General specifications

Provided here is general information that has nothing directly to do with the netCDF format itself but should, however, be taken into consideration.

File Names

  • NetCDF files are designated with the extension .nc

  • The file name begins with a letter or a letter sequence. The letter sequence should allow users to draw conclusions about the type of data found in the file.

  • Customary sequences used thus far (e.g., “ctd” for CTD data, “sf” for ScanFish data) will be retained. Specification should still be designated for other devices.

  • When dealing with model data, either the model name with the version designation or the ExperimentID should be used in the first segment of the filename.

  • Spaces, umlauts, “ß”, special characters (except underscore “_”, dash “-” and periods) are not to be used in file names.

  • File names are encoded with the starting date (and possibly the end date) of the data contained in the file according to the format: YYYYMMDDHH. The date provided complies with the scope of data. A yearly file usually only contains the numerical year listed as YYYY. If appropriate, minutes can be added in the “mm” format and seconds can be added as “SS”. Unresolved timescales can be omitted. Additional information can be added after the date and after “_” or “.”, such as variable designations, region, statistical processing abbreviations.

Examples
  • ctd200904171324.nc for a CTD profile that began on April 17th, 2009 at 13:24.

  • WAVE2016080312_gb.nc as wave model calculation output for 12:00 on 03.08.2016 in the German Bight (gb)

  • cD3_0025_ERAi.1948-2015.T_2M.DB.mm.nc as a time series from COSMO-CLM simulation output for 2m air temperature reduced to the German Bight and monthly mean.

Naming Conventions

  • Variables, dimensions and attribute names begin with a letter and consist of letters, numbers and underscores.

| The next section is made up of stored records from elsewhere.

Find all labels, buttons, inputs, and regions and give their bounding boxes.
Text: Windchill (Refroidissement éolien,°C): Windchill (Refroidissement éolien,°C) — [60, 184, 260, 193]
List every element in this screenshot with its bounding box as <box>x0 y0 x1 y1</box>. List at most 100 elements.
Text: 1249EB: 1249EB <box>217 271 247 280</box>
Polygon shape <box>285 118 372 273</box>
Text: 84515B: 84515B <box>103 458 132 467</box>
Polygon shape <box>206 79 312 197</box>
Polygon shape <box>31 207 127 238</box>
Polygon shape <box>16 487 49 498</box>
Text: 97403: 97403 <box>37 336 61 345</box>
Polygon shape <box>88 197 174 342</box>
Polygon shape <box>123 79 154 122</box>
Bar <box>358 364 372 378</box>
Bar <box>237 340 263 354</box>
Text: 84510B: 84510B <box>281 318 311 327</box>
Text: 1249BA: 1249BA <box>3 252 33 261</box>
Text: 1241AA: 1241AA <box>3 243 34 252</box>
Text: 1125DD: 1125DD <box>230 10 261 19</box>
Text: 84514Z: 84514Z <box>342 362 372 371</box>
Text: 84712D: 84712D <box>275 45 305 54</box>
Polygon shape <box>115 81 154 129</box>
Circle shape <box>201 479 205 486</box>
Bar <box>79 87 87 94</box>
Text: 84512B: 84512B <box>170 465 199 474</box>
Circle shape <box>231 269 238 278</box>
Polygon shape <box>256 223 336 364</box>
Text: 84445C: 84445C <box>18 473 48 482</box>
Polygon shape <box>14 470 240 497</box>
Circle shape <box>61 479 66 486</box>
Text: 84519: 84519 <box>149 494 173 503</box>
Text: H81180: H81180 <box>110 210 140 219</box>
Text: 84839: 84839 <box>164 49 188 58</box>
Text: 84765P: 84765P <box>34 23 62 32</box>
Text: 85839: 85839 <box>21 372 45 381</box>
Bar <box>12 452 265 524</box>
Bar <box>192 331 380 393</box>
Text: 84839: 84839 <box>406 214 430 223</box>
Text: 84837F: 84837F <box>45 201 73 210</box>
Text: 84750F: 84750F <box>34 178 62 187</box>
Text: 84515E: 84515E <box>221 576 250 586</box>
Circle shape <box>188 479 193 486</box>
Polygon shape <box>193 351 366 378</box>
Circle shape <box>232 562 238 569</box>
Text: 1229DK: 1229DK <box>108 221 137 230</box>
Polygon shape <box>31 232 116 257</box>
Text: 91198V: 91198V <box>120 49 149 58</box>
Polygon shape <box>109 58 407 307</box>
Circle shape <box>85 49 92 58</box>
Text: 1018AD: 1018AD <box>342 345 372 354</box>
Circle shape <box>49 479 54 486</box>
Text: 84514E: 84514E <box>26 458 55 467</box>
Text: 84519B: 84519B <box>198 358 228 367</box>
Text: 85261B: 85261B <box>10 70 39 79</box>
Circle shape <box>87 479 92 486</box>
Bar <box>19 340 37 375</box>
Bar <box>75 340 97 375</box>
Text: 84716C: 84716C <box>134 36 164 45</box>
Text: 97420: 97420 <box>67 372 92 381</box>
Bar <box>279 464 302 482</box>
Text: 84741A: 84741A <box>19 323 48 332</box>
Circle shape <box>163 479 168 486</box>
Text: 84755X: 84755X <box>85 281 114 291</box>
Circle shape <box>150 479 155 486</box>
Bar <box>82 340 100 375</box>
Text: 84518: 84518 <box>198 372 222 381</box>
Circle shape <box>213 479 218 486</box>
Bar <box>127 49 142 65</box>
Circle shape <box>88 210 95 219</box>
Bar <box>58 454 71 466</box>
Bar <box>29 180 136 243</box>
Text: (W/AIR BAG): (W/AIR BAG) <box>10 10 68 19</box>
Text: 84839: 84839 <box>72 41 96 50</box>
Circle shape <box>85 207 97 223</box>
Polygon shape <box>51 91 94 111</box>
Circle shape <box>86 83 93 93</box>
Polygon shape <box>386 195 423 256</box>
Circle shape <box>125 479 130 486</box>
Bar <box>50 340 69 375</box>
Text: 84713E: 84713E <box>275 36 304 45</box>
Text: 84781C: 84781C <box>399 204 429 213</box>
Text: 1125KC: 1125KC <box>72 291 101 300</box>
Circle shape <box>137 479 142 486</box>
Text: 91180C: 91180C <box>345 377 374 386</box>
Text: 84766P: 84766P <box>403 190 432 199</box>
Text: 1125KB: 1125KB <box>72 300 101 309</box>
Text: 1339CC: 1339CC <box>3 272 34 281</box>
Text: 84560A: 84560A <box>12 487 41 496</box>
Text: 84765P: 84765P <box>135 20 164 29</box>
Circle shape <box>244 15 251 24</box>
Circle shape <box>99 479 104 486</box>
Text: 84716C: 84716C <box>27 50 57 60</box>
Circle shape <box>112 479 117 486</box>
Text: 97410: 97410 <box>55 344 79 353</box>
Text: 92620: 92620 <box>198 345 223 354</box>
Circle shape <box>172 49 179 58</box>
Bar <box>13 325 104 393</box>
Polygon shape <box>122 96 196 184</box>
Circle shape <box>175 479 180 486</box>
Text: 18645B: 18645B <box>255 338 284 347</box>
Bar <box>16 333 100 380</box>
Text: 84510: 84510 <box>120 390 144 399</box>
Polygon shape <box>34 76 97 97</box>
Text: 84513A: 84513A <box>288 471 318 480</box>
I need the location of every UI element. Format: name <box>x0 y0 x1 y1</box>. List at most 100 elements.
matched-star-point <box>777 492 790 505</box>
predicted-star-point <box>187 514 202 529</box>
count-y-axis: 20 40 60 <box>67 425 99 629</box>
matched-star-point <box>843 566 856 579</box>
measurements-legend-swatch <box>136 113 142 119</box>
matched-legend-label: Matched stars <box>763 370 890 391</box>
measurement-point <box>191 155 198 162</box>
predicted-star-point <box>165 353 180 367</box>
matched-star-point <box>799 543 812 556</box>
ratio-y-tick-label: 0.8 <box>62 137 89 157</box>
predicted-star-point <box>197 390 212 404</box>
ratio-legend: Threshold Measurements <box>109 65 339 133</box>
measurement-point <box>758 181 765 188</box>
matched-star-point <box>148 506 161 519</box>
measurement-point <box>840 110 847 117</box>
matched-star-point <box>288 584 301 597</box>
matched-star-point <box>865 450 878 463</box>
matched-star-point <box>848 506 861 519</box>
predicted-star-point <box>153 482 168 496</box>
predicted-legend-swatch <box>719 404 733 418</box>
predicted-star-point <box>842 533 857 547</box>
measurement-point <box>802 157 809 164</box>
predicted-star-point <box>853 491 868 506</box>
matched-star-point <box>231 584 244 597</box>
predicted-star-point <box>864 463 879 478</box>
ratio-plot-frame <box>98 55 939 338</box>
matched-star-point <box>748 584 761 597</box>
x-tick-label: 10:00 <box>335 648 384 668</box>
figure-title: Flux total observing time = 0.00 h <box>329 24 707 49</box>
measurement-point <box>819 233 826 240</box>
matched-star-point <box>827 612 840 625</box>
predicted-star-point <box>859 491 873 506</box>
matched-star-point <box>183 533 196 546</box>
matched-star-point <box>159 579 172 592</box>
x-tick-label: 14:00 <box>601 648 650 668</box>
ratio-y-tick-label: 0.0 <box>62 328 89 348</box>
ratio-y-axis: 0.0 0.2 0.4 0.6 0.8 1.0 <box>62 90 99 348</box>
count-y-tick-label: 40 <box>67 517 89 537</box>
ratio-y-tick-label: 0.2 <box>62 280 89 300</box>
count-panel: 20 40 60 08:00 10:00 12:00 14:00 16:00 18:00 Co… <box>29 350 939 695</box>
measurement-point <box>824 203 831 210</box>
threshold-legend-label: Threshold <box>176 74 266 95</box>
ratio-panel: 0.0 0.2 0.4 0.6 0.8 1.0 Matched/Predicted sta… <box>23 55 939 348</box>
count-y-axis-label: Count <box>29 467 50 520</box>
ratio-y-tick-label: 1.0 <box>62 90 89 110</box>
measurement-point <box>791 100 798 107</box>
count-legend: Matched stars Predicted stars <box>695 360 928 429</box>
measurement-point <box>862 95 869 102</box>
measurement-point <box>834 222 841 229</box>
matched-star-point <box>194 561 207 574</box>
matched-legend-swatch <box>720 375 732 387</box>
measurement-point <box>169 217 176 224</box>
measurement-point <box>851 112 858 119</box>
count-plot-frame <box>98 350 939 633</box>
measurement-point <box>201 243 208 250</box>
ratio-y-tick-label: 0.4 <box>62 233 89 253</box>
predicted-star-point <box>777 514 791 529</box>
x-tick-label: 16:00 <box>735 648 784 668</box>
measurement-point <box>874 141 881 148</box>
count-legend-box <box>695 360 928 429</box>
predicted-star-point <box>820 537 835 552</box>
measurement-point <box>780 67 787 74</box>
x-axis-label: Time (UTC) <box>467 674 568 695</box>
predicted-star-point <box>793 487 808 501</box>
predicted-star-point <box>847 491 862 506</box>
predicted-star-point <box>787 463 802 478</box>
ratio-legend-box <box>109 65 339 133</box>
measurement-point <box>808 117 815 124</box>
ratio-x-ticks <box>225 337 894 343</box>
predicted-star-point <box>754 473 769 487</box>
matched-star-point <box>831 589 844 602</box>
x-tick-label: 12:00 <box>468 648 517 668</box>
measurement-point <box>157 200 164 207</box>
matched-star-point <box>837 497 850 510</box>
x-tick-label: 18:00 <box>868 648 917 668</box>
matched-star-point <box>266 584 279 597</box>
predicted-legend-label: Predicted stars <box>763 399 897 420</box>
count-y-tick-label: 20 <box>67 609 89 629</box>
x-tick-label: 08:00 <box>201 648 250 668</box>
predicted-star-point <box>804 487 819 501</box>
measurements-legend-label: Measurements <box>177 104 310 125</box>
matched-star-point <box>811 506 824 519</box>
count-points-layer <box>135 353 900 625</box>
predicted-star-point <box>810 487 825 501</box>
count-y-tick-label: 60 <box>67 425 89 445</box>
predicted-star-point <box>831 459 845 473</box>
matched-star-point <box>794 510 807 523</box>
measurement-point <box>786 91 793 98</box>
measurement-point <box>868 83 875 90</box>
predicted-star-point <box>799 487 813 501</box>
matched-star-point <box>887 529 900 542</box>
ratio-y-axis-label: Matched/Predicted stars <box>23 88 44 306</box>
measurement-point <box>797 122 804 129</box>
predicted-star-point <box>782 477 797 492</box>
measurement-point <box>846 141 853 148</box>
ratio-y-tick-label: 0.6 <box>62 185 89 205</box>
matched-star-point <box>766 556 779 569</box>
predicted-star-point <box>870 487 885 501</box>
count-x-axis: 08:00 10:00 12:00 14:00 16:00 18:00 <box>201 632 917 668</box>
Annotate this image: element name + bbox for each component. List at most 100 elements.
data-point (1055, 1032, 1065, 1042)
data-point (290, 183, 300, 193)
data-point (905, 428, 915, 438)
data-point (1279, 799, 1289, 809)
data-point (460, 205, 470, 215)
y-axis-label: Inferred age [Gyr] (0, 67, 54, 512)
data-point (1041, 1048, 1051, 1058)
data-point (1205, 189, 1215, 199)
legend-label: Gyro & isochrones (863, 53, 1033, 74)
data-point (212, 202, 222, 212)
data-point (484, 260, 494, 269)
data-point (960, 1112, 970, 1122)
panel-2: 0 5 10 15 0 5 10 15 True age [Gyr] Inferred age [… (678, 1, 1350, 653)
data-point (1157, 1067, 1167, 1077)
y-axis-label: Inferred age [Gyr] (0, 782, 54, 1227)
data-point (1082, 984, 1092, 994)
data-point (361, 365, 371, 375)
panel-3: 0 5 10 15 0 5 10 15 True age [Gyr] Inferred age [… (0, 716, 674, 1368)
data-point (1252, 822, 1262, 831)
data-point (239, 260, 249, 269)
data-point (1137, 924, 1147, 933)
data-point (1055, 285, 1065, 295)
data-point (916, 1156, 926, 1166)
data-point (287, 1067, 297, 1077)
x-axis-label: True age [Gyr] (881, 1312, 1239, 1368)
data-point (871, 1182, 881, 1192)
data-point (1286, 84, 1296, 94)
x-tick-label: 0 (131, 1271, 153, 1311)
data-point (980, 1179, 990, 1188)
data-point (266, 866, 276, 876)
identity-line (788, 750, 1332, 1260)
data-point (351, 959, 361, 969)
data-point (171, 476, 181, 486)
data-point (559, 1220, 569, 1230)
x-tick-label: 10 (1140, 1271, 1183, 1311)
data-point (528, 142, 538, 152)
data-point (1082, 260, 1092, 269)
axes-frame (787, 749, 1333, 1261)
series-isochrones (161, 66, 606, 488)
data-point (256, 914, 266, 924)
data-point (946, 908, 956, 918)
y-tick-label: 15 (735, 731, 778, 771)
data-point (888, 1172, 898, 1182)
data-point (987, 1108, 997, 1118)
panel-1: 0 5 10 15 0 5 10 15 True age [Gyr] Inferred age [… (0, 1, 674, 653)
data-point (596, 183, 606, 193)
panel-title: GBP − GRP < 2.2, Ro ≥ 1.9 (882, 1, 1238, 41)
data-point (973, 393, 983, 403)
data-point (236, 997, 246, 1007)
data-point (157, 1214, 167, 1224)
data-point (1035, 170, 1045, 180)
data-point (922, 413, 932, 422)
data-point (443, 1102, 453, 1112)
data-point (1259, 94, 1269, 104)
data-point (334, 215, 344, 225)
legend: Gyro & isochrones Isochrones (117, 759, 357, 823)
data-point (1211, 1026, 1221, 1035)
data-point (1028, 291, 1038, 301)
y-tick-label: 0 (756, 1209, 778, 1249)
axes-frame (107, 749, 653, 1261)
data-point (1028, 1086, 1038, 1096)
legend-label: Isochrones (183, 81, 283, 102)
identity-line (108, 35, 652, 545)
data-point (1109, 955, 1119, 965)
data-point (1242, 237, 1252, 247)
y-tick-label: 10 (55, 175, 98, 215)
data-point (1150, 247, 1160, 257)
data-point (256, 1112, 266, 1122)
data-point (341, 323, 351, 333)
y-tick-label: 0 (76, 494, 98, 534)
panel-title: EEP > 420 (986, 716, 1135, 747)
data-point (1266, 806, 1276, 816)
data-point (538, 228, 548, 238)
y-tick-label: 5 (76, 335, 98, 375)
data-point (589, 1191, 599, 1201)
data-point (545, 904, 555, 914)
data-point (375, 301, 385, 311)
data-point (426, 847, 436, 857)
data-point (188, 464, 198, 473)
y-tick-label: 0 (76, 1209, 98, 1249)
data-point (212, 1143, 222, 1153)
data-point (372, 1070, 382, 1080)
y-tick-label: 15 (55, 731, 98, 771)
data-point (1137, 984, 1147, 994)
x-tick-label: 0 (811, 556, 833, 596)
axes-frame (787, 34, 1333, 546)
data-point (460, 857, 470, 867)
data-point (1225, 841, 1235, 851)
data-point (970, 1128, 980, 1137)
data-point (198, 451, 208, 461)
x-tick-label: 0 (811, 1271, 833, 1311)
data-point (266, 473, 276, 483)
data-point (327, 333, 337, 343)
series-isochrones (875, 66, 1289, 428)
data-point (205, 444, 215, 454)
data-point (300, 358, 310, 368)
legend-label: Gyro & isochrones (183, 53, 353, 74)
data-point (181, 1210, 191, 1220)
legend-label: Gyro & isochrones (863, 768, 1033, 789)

  • Spaces, umlauts, ß, special characters (except underscore “_”) are not allowed.

  • Upper and lower case letters are relevant. See the third example below.

Names must not be differentiated through case sensitive designations alone.

Variable names should adhere as much as possible to international standards. For observable marine quantities, the BODC’s 6 P09 database is, for example, available.

Examples
  • pressure, longitude, DRYT, air_pressure, FlugHoehe are valid variable names. Of the listed variable names, only DRYT (dry bulb temperature) is included in P09.

  • geogr. Breite, air pressure, Flughöhe, $velocity are all invalid variable names.

  • Variable names such as PRESSURE and pressure are not to be used together in the same netCDF file because they can only be differentiated in terms of case sensitivity. This also applies to dimensions and attribute names.